In the winter, we ran after dark because I wasn’t home in time to run in daylight. Going into the plan, I imagined that winter weather would pose the biggest challenge, but we adjusted – with many layers of fleece – to cold and even snow; it turned out to be the summer thunderstorms that most often hampered our plans. There were days in July when we sat in the house timing the silences between thunderclaps the way women in labor time the space between contractions, and rushed out of the house to do our bare-minimum mile when the rumbles finally stretched at least ten minutes apart. One morning on Russell Street Tim burst into tears because a bolt of lightning nearby scared him so badly, but we were surrounded by trees and three miles from home so we pushed onward. There were a couple of falls, some twisted ankles, and a bad cold or two on both of our parts, but there was never a day that we couldn’t get out at all. Tim wrote about running in his school journal; I learned to record our progress in a blog.

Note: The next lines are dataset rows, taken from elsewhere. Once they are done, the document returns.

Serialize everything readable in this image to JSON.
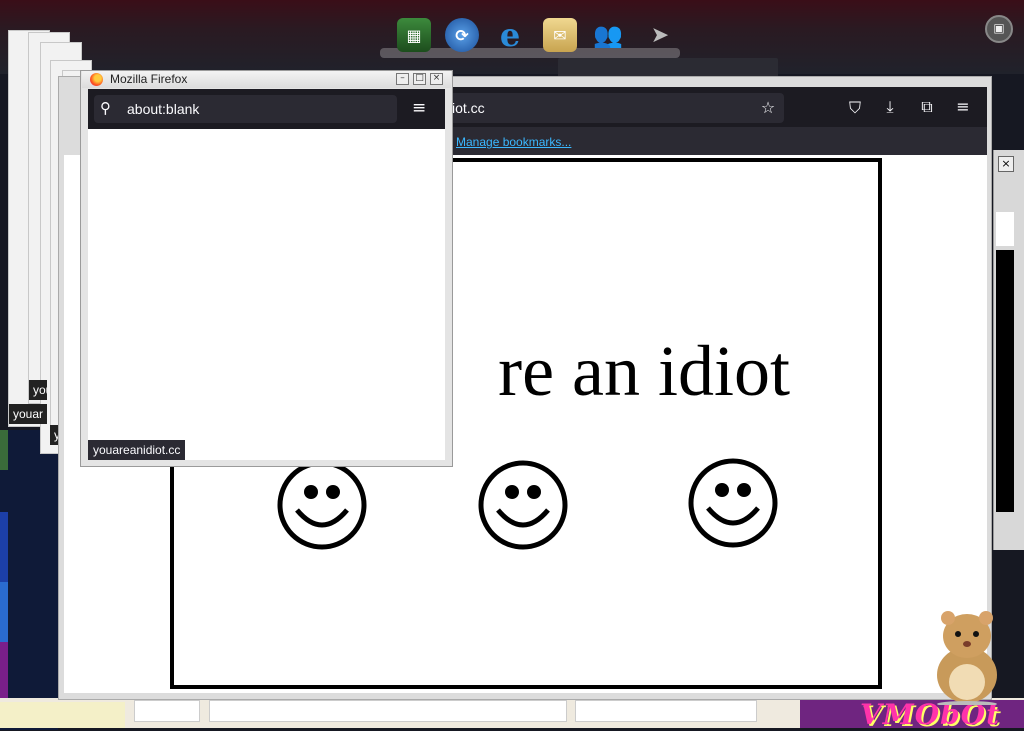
{
  "small_window": {
    "title": "Mozilla Firefox",
    "url": "about:blank",
    "status": "youareanidiot.cc",
    "buttons": {
      "minimize": "–",
      "maximize": "□",
      "close": "×"
    }
  },
  "big_window": {
    "url_fragment": "iot.cc",
    "bookmarks_link": "Manage bookmarks...",
    "page_text": "re an idiot"
  },
  "ghost_labels": [
    "youa",
    "you",
    "youa",
    "you",
    "youar"
  ],
  "dock": {
    "icons": [
      "spreadsheet-icon",
      "globe-update-icon",
      "internet-explorer-icon",
      "mail-icon",
      "users-icon"
    ]
  },
  "right_close": "×",
  "logo_text": "VMObOt"
}
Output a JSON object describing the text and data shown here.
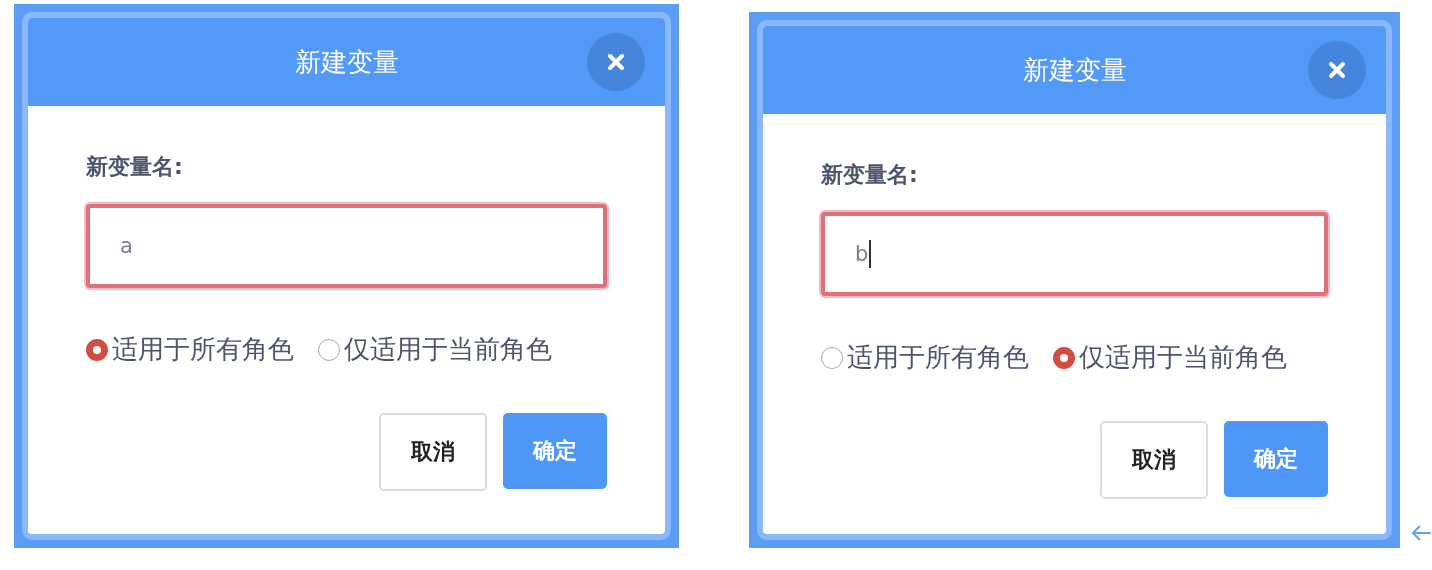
{
  "dialogs": [
    {
      "title": "新建变量",
      "field_label": "新变量名:",
      "field_value": "a",
      "cursor": false,
      "scope_options": [
        {
          "label": "适用于所有角色",
          "selected": true
        },
        {
          "label": "仅适用于当前角色",
          "selected": false
        }
      ],
      "buttons": [
        {
          "label": "取消",
          "kind": "secondary"
        },
        {
          "label": "确定",
          "kind": "primary"
        }
      ]
    },
    {
      "title": "新建变量",
      "field_label": "新变量名:",
      "field_value": "b",
      "cursor": true,
      "scope_options": [
        {
          "label": "适用于所有角色",
          "selected": false
        },
        {
          "label": "仅适用于当前角色",
          "selected": true
        }
      ],
      "buttons": [
        {
          "label": "取消",
          "kind": "secondary"
        },
        {
          "label": "确定",
          "kind": "primary"
        }
      ]
    }
  ]
}
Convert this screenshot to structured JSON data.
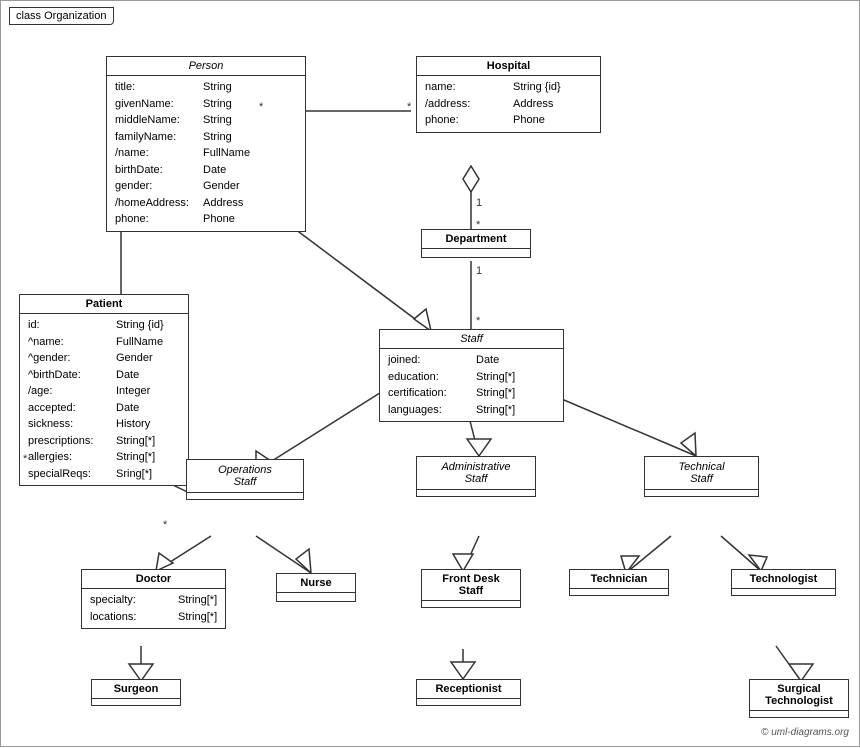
{
  "diagram": {
    "title": "class Organization",
    "copyright": "© uml-diagrams.org",
    "classes": {
      "person": {
        "name": "Person",
        "italic": true,
        "attrs": [
          {
            "name": "title:",
            "type": "String"
          },
          {
            "name": "givenName:",
            "type": "String"
          },
          {
            "name": "middleName:",
            "type": "String"
          },
          {
            "name": "familyName:",
            "type": "String"
          },
          {
            "name": "/name:",
            "type": "FullName"
          },
          {
            "name": "birthDate:",
            "type": "Date"
          },
          {
            "name": "gender:",
            "type": "Gender"
          },
          {
            "name": "/homeAddress:",
            "type": "Address"
          },
          {
            "name": "phone:",
            "type": "Phone"
          }
        ]
      },
      "hospital": {
        "name": "Hospital",
        "attrs": [
          {
            "name": "name:",
            "type": "String {id}"
          },
          {
            "name": "/address:",
            "type": "Address"
          },
          {
            "name": "phone:",
            "type": "Phone"
          }
        ]
      },
      "department": {
        "name": "Department",
        "attrs": []
      },
      "staff": {
        "name": "Staff",
        "italic": true,
        "attrs": [
          {
            "name": "joined:",
            "type": "Date"
          },
          {
            "name": "education:",
            "type": "String[*]"
          },
          {
            "name": "certification:",
            "type": "String[*]"
          },
          {
            "name": "languages:",
            "type": "String[*]"
          }
        ]
      },
      "patient": {
        "name": "Patient",
        "attrs": [
          {
            "name": "id:",
            "type": "String {id}"
          },
          {
            "name": "^name:",
            "type": "FullName"
          },
          {
            "name": "^gender:",
            "type": "Gender"
          },
          {
            "name": "^birthDate:",
            "type": "Date"
          },
          {
            "name": "/age:",
            "type": "Integer"
          },
          {
            "name": "accepted:",
            "type": "Date"
          },
          {
            "name": "sickness:",
            "type": "History"
          },
          {
            "name": "prescriptions:",
            "type": "String[*]"
          },
          {
            "name": "allergies:",
            "type": "String[*]"
          },
          {
            "name": "specialReqs:",
            "type": "Sring[*]"
          }
        ]
      },
      "operations_staff": {
        "name": "Operations Staff",
        "italic": true
      },
      "administrative_staff": {
        "name": "Administrative Staff",
        "italic": true
      },
      "technical_staff": {
        "name": "Technical Staff",
        "italic": true
      },
      "doctor": {
        "name": "Doctor",
        "attrs": [
          {
            "name": "specialty:",
            "type": "String[*]"
          },
          {
            "name": "locations:",
            "type": "String[*]"
          }
        ]
      },
      "nurse": {
        "name": "Nurse",
        "attrs": []
      },
      "front_desk_staff": {
        "name": "Front Desk Staff",
        "attrs": []
      },
      "technician": {
        "name": "Technician",
        "attrs": []
      },
      "technologist": {
        "name": "Technologist",
        "attrs": []
      },
      "surgeon": {
        "name": "Surgeon",
        "attrs": []
      },
      "receptionist": {
        "name": "Receptionist",
        "attrs": []
      },
      "surgical_technologist": {
        "name": "Surgical Technologist",
        "attrs": []
      }
    }
  }
}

And on August 15th, our tally reached Day 366. Our fellow Carlislean, Ronald Kmiec, who as Massachusetts’ premier streak runner held a streak more than 30 years long, joined us for a 1.9-mile run along the Bedford Road footpath and through the Center that day. My sister and brother-in-law designed commemorative T-shirts, and my mother made a celebratory dinner.
For me, the inevitable question at that point was what next. We’d reached a year; the countdown that we’d maintained to track the final 100 days of our year hit zero. But Tim has no intention of stopping. He believes he’s in this for life, “or the next 70 years,” as he likes to say. I’m quite certain I don’t have 70 more years of running ahead, but I told him I’d stick with it as long as I could.
So we continue. Even though Tim has completed three 5-mile races, distance generally doesn’t appeal to him, so we average only about 1.5 miles most days. I’d still like to do more, missing the leisurely 45-minute rambles I used to do when I ran alone. But we’re doing something together, and we’re having fun, and that was the point all along.